The “whites only” lunch counter that helped to spark the civil rights movement is on display for the reopening of the National Museum of American History in Washington, Wednesday, Nov. 19, 2008. Smithsonian staff member Maverick Parker works in the background, preparing the museum for the public when the doors open on Friday, Nov. 21.
WASHINGTON (AP) _ The National Museum of American History has reopened after a two-year, $85 million renovation.
Former Secretary of State Colin Powell read President Abraham Lincoln’s Gettysburg Address on Friday morning to a crowd of at least 200 people who had gathered on the museum’s steps before the doors opened.

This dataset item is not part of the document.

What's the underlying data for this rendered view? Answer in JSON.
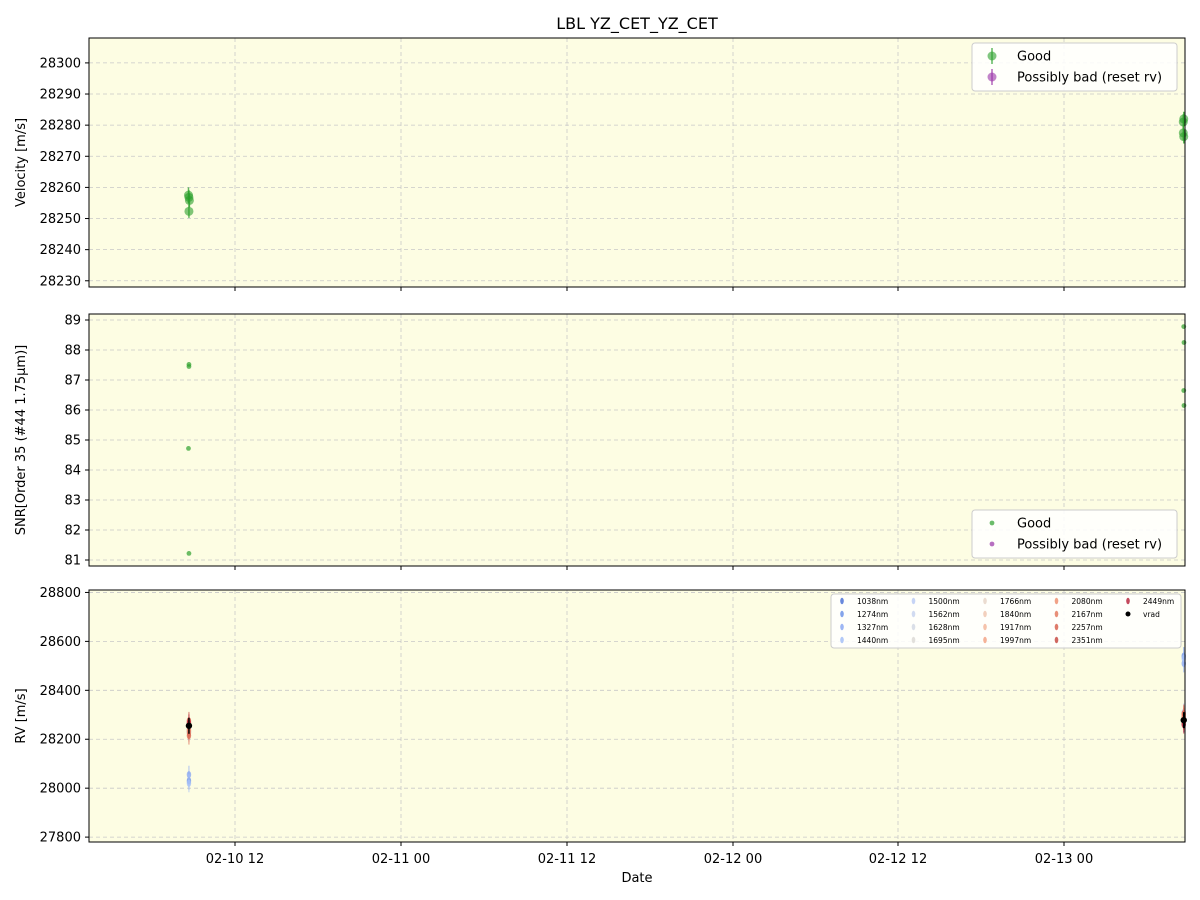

Costumed historic characters portraying George and Martha Washington, among others, are on hand for a three-day festival to celebrate the reopening.
Inside, visitors found favorite exhibits such as Kermit the Frog and a gallery devoted to the American presidency.
A line quickly formed outside the Star-Spangled Banner gallery. The museum opened with the firing of a cannon from that era.
A side note, tonight is the last night for the 4 story light show on the NMAH building. It will be projected from 5 -10 pm.
More Virginia History-
Back in the 50’s and 60’s, the lunch counters at Miller & Rhoads and Thalhimers department stores in Richmond both were scenes of protest because of segregated lunch counters. For those of you who missed the lunch counter era of huge department stores, just hearing about it might seem meaningless.
Virginia managed to survive massive resistance and school closings in 4 different localities. To my knowledge, Virginia was never associated with the violence one thinks of during the days of desegregation. Perhaps Virginia is for lover and handles change well. Did we not just turn Virgina blue?
Further reading on Virginia’s Civil Rights history is more important than ever. In 1989 Virginia elected its first black governor since Reconstruction and on November 4, 2008, not only voted Democratic for the first time since Lyndon Johnson in 1964, but also voted Democratic for the first Black President of the United States.